It started with three chickens in a store-bought, redwood playhouse. Now the Donscheski family has 20 chickens in a custom-built cedar coop that’s 20 feet by 6 feet and tall enough to stand in, with quirky windows and a brick patio.
Josie Donscheski, at age 7, visited a friend who had chickens, and then begged her dad to get some. When Barry finally agreed to bring chickens to their yard in Millard Park, he did so on the condition that they could live in her playhouse, but it wouldn’t be hers anymore—it would be theirs. He wanted her to understand that decisions like this mean sacrifice.
It was an important lesson for her to learn. Josie, who turns 15 on Sept. 15, has isodicentric chromosome 15 syndrome, or idic(15). This means she has an extra 15th chromosome, which leads to challenges in comprehension and focus. The chickens were one way for her to learn consequences, which helps her focus.
Josie’s mom Patti says it’s like having a teenager and a kindergartner in one. “But really, I have the same concerns as any parent,” Patti says. “I want her to have friends and be happy.”
Friends are easy for Josie to find. She is fascinated by bugs—she’ll catch them, talk to them, and sometimes feed them to the chickens.

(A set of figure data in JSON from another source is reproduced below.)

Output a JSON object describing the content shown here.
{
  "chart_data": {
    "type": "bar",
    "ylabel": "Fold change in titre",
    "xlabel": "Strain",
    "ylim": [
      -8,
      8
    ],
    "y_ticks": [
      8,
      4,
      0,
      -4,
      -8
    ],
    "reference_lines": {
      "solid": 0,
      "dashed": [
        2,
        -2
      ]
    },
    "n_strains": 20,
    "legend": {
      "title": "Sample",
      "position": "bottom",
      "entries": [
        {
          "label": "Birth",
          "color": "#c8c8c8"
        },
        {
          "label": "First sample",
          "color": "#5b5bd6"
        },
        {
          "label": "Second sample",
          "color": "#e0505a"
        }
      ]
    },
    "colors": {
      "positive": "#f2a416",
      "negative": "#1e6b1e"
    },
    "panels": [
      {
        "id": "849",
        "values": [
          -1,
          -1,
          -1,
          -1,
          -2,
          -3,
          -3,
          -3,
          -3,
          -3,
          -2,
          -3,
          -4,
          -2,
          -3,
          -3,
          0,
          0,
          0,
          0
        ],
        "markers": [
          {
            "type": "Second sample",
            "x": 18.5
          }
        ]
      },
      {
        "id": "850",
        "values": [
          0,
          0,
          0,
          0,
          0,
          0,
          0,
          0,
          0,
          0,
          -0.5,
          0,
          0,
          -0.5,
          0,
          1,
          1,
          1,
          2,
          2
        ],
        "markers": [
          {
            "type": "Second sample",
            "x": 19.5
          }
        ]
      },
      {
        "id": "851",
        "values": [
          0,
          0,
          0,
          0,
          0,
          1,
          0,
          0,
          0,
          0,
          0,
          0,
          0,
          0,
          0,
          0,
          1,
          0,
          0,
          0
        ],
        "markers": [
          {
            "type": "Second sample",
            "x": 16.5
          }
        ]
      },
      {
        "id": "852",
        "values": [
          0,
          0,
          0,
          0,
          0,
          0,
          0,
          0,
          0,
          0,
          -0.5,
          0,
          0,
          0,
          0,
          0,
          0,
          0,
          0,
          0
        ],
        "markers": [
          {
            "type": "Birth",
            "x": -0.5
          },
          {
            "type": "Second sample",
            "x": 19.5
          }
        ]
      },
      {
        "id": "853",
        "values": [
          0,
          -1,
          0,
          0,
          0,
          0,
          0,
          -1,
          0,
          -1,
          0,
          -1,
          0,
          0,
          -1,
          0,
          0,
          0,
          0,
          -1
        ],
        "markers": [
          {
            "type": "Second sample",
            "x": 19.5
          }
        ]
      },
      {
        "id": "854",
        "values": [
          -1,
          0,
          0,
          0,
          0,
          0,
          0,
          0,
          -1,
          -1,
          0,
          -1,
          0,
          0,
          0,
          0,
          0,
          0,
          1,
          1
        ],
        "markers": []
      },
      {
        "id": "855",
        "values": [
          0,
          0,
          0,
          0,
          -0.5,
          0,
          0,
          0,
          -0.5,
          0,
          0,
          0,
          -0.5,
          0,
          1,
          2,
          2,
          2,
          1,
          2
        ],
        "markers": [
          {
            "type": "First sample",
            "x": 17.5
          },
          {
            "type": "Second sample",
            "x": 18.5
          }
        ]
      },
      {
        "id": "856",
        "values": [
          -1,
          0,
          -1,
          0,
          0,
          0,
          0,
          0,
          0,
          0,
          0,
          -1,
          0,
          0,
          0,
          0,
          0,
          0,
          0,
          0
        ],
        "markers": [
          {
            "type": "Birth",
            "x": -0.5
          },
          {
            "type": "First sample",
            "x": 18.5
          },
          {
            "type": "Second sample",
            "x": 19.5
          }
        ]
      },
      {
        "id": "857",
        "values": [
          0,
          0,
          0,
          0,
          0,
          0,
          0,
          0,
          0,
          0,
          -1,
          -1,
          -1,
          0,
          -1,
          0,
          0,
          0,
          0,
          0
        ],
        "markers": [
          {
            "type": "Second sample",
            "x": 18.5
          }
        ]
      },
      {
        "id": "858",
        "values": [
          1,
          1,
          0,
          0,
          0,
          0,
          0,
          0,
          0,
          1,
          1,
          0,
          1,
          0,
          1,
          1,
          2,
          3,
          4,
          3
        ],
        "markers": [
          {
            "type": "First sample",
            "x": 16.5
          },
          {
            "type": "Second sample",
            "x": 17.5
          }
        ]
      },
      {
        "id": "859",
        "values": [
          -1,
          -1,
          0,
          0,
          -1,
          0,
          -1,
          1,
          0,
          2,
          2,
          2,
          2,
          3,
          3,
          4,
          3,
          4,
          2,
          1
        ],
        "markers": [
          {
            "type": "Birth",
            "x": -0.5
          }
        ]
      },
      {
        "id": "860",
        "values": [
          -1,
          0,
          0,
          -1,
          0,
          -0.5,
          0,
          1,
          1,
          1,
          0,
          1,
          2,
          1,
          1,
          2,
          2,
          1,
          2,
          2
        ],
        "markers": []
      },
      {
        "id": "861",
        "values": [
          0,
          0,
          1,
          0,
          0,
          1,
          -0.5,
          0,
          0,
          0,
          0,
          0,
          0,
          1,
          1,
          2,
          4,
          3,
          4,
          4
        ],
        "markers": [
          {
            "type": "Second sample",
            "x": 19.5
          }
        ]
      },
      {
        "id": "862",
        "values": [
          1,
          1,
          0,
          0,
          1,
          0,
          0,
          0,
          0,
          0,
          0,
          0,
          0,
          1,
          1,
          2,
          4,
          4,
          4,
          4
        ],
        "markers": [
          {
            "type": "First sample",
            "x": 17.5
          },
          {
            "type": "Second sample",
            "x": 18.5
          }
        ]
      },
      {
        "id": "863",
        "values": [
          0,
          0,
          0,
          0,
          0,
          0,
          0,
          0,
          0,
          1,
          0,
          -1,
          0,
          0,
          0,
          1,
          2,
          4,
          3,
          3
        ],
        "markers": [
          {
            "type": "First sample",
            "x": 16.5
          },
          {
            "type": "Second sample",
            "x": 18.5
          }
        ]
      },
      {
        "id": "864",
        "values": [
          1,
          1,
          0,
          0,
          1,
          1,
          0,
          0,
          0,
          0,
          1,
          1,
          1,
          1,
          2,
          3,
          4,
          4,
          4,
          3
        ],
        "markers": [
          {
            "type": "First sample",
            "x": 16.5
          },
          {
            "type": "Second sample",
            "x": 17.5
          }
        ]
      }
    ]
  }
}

The sacrifice soon became a passion. The chickens are great playmates for Josie. In 2016, Barry’s father Don, and son Kaylor, helped Barry build the custom chicken coop, complete with a flower box. Inside is a roosting bar where Josie plays school with the chickens. She often “teaches” the chickens songs or letters.

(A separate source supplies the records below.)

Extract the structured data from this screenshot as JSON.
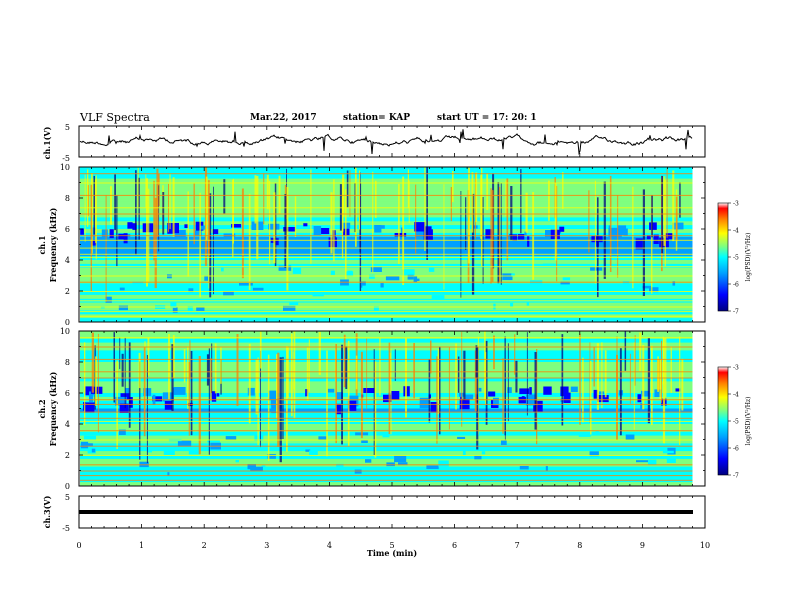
{
  "header": {
    "title": "VLF Spectra",
    "date": "Mar.22, 2017",
    "station": "station= KAP",
    "start": "start  UT =   17: 20: 1"
  },
  "colors": {
    "waveform": "#000000",
    "colormap": [
      "#00007f",
      "#0000ff",
      "#00a0ff",
      "#00ffff",
      "#7fff7f",
      "#ffff00",
      "#ff8000",
      "#ff0000",
      "#ffffff"
    ],
    "bg": "#ffffff"
  },
  "chart_data": [
    {
      "type": "line",
      "panel": "ch1-waveform",
      "ylabel": "ch.1(V)",
      "ylim": [
        -5,
        5
      ],
      "yticks": [
        "5",
        "-5"
      ],
      "xlim": [
        0,
        10
      ],
      "series": [
        {
          "x_range": [
            0,
            9.8
          ],
          "amplitude_approx": 2
        }
      ]
    },
    {
      "type": "heatmap",
      "panel": "ch1-spectrogram",
      "ylabel": "ch.1 Frequency (kHz)",
      "ylim": [
        0,
        10
      ],
      "yticks": [
        "0",
        "2",
        "4",
        "6",
        "8",
        "10"
      ],
      "xlim": [
        0,
        10
      ],
      "colorbar": {
        "label": "log(PSD)(V²/Hz)",
        "range": [
          -7,
          -3
        ],
        "ticks": [
          "-3",
          "-4",
          "-5",
          "-6",
          "-7"
        ]
      }
    },
    {
      "type": "heatmap",
      "panel": "ch2-spectrogram",
      "ylabel": "ch.2 Frequency (kHz)",
      "ylim": [
        0,
        10
      ],
      "yticks": [
        "0",
        "2",
        "4",
        "6",
        "8",
        "10"
      ],
      "xlim": [
        0,
        10
      ],
      "colorbar": {
        "label": "log(PSD)(V²/Hz)",
        "range": [
          -7,
          -3
        ],
        "ticks": [
          "-3",
          "-4",
          "-5",
          "-6",
          "-7"
        ]
      }
    },
    {
      "type": "line",
      "panel": "ch3-waveform",
      "ylabel": "ch.3(V)",
      "ylim": [
        -5,
        5
      ],
      "yticks": [
        "5",
        "-5"
      ],
      "xlim": [
        0,
        10
      ],
      "series": [
        {
          "x_range": [
            0,
            9.8
          ],
          "value": -1.8
        }
      ]
    }
  ],
  "xaxis": {
    "label": "Time  (min)",
    "ticks": [
      "0",
      "1",
      "2",
      "3",
      "4",
      "5",
      "6",
      "7",
      "8",
      "9",
      "10"
    ]
  }
}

About every three months, she’ll talk her parents into having one of the chickens in the house for a sleepover. Patti’s rule is that the selected chicken gets a bath before coming in. Then Barry will help Josie paint the chicken’s “toenails,” and Josie will play a movie on a tablet and tuck in the chicken.
Barry, a landscape designer by trade, has learned patience from his energetic, loquacious daughter. The chickens have also helped. He spends at least an hour a day tending to them and the yard—six to eight hours on weekends.
“First and foremost, it’s a job,” Barry says. “Your commitment is…daily. Clean up, food, water, and health needs.”
The Donscheskis’ chickens are set up on an automatic watering system Barry created. When the sprinkler system kicks on, it fills a PVC tube that holds five gallons.
“You’ll need to get a permit from the city to have them,” Barry says. “Your coop will have to be the appropriate size to house the number of chickens you intend on acquiring. Rule of thumb is 4 square feet per bird in the run.”
He also advises that owners be conscious of your neighbors. Roosters aren’t allowed within city limits because of their noisiness, but even hens can make a lot of noise when laying. “I try and [give] my neighbors eggs and talk to them about the coop,” Barry says. “If anything negative is mentioned, even in jest, it is taken care of immediately. Flies, smell, and noise are the main concerns.”
The chickens have been a nice addition to this family’s life. Barry and Patti sit and chat while Josie uses her butterfly net to meet new friends. The chickens scatter around the yard.